Es merkt auch niemand, dass sich die beiden wie wandelnde Leichen durch den
Film bewegen. Beide so ähnlich und doch grundverschieden. Ihre Geschichten
sind so ineinander verzahnt, dass sich in ihnen auf surreale Art der
alltägliche Irrsinn israelisch-palästinensischen Lebens spiegelt.

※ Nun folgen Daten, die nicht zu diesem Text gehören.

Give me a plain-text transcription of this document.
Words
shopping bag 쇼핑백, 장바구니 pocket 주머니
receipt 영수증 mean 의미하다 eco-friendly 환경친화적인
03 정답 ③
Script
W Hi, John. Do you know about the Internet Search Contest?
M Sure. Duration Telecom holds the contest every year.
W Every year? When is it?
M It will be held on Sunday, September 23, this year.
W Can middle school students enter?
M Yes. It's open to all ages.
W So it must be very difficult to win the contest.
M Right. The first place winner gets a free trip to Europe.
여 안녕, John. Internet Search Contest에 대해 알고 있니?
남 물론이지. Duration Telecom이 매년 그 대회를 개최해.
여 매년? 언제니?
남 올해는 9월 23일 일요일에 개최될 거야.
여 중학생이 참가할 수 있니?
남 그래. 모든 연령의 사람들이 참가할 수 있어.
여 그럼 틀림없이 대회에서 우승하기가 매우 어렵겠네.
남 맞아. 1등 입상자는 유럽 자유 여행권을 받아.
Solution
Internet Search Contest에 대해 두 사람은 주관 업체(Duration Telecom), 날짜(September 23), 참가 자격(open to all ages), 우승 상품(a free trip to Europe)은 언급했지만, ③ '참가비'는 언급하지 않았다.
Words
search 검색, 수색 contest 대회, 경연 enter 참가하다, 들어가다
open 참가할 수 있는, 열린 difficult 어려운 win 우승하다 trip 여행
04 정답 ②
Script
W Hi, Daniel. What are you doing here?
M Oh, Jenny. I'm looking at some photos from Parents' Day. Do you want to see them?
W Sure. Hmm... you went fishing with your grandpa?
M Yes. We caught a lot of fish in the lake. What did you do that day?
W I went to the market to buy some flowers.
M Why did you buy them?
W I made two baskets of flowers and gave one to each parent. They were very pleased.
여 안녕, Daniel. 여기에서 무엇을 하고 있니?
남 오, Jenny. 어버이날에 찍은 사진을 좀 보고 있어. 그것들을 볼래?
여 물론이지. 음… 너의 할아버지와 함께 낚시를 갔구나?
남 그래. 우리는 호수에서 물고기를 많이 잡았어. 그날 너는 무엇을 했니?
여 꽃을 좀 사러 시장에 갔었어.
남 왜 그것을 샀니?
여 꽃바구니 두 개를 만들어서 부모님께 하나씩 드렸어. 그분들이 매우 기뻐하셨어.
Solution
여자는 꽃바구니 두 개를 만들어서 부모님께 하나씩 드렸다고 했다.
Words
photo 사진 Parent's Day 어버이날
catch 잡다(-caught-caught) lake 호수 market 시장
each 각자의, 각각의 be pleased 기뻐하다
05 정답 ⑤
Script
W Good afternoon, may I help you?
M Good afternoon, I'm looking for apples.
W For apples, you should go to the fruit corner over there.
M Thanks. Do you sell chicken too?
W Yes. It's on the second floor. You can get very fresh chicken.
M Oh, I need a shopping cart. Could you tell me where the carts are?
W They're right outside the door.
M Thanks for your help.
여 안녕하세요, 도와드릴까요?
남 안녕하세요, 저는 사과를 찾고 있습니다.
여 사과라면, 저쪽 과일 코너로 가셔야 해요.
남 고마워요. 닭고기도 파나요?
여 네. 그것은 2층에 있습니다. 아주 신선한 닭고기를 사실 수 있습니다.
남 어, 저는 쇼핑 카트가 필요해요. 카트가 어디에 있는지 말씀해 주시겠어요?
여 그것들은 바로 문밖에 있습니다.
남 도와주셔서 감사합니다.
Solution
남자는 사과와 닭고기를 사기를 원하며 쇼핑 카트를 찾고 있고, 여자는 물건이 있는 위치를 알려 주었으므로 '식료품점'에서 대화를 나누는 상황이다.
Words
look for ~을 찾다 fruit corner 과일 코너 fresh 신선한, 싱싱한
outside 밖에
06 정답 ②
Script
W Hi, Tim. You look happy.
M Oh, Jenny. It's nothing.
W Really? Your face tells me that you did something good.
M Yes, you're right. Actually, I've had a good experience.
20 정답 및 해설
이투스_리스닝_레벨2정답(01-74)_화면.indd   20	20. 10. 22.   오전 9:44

Der Film hat mich bewegt, hat sich einen Weg in mich hinein gesucht und
gefunden. War es deshalb, weil ich mich seit Jahren immer wieder in dieser
Gegend, in Israel und in Palästina, aufhalte? Oder vielleicht darum, weil
die einen Mauern zwar sichtbar sind und wohl auch Schutz signalisieren,
obgleich ihre Fundamente aus Angst gebaut sind; die andern unsichtbar sind,
nicht nur zwischen Israeli und Palästinensern, sondern weit herum
verbreitet. Diese sind viel schwieriger abzureissen als die sichtbaren
Gitter und Betonwände. Mauern in uns verdunkeln den Blick so, dass wir im
andern nichts als uns selber sehen, unsere Arbeit und unser Interesse,
unsern Vorteil und unser Ego.
Betonmauern haben ein Verfalldatum. Sie sind aussen und darum gut zu sehen,
Wann fallen unsere inneren?: Eine alte jüdische Legende beschreibt das nicht
mit dem Bild der Mauer, sondern mit dem der aufgehenden Sonne: Ein Rabbi
fragt seine Schüler, wann die Nacht aufhöre und der Tag beginne. Sie kommen
nicht drauf. Wir wissen die Antwort. Wir wissen sie aussen, wissen wir sie
auch innen? Für uns alle antwortet der Rabbi einmal mehr: Die Nacht hört
auf, wenn du in ein menschliches Gesicht schaust, und es wird heller Tag,
wenn du in diesem Gesicht deinen Bruder, deine Schwester erkennst.